チベットの英雄叙事詩

ケサル王物語

 トトン、人頭鼠身のバケモノに 

 翌日、トトンはジョルが本当に死んだのかどうか確信が持てなくなってきた。ゴンパ・レツァが行方不明になっていることも心配の種だった。彼はゴクモのテントへ行こうか、ゴンパ・レツァの洞窟へ行こうかと迷った。迷った挙句洞窟に行くことに決めた。

 修行洞窟はさほど遠くはなかった。近づくにしたがい、洞窟から青い煙がもくもくと上っているのが見えた。ゴンパ・レツァが中にいるということだ。洞窟の前にたどり着くと、入り口が岩でふさがっていたが、あらたな穴が二つ開いていた。覗き込むと、なかは瓦礫や石が散乱していて、その下にゴンパ・レツァがうつ伏せになって倒れていた。その顔はどす黒かった。杖は傍らに転がっていた。

 ゴンパ・レツァは死んでいた。「ともかく杖は戻ったわい」とトトンは杖が戻ってきたことにほっとした。
 彼はネズミに変身し、洞窟のなかにもぐりこんだ。しかしなかに入った途端、杖が消えた。彼はネズミに変身したため杖が見えなくなったのだと考え、頭だけもとに戻した。ところがそれでも杖が見当たらないので、あせって呪文を唱え、身体ももとに戻した。しかしこれでは洞窟から出られなくなってしまう! 彼はまたあせって呪文を唱え、頭をネズミに戻して穴にもぐりこもうとした。しかしこれでは身体が大きすぎて穴を通ることができない。このときはじめて彼はジョルの仕業だということに気づいた。

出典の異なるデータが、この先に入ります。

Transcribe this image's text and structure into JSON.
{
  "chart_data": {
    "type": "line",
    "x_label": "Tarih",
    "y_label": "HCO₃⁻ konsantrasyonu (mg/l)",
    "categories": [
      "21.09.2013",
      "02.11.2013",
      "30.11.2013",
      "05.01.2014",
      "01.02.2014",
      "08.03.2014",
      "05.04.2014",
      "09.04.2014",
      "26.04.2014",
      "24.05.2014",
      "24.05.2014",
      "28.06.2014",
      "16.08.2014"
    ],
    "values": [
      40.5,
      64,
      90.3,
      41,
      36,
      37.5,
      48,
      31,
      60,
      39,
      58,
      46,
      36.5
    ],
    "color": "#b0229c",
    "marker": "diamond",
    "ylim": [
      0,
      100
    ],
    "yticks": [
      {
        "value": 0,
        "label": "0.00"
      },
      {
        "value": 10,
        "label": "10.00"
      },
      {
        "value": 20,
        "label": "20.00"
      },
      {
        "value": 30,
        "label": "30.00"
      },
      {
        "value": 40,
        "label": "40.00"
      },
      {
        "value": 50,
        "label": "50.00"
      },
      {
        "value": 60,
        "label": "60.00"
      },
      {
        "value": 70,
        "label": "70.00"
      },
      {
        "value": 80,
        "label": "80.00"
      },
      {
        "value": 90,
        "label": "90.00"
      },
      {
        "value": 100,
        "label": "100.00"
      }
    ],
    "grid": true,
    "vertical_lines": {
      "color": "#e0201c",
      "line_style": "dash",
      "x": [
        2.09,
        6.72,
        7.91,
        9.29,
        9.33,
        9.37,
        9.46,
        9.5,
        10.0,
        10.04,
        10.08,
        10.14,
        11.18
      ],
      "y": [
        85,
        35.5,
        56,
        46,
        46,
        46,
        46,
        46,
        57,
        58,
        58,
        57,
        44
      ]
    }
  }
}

 そのジョルは洞窟の前にやってきて、頭がトトンで体がネズミのバケモノを発見した。

「この気持ち悪いバケモノは、人を食べる魔物にちがいない。こいつが人を殺すのと同じ方法で殺してしまおう」

 トトンは風に震える柳葉のように唇を震わせ、歯をガチガチ鳴らし、嘆願した。

「尊敬するジョル様! そなたは尋常の人ではありません。神の子です。仏です。ラマです。本尊です。怒っていらっしゃいますが、お許しください。私はあなたの叔父のトトンです。殺さないでください。助けてください。あなたのおっしゃることは何でもいたします」

「ああ、叔父さんだったのですか。あなたの変身が中途半端なのは、リンにたいしてよからぬ企みをもっていたからですよ。あなたのダクロン地方の兵馬はたいへん強いのですが、その戦闘能力は外敵ではなく、内部に向かっているようです。これは内紛をもたらす原因となり、リンにとっても不利益なことです。もしあなたがリンにたいし悪い考えを起こさない、内部闘争を起こさないと誓っていただけるなら、あなたの身体をもとに戻してさしあげますよ」

 トトンはただちに誓った。ジョルは三人の証人を呼んだ。すなわち馬頭明王、タクラ・メバル、リンの大般若波羅蜜経である。

 ジョルはトトンの誓いを聞いて、その身体をもとに戻した。また自分の身体の本体を母の傍らに戻した。

 トトンはジョルを害することに失敗し、それどころか危うく自分の命を落とすところであったことを知った。自分の力ではジョルの敵ではないことを痛感し、毎日嘆息する日々を送ることになった。



⇒ つぎ 









反面教師的な重要な役割をもつトトン。嫉妬深く、自分勝手で、貪婪で、欲情が強い。ケサルの引き立て役。
 宝馬を盗んだことからタジクとの戦争が、王妃を略奪したことからスムパとの戦争が勃発するなど、トトンの身勝手な行為が混乱を巻き起こしているが、言い換えれば物語のコマ回しである。
 ただしたんなる悪人ではなく、すでに述べたように、王位に就いてもおかしくないタクロン部落の長(ギャルポ、すなわち王とも訳せる)なのだ。リンという国は部落連合国家という側面があり、タクロン部落は王位を主張できる有力な部落のひとつ。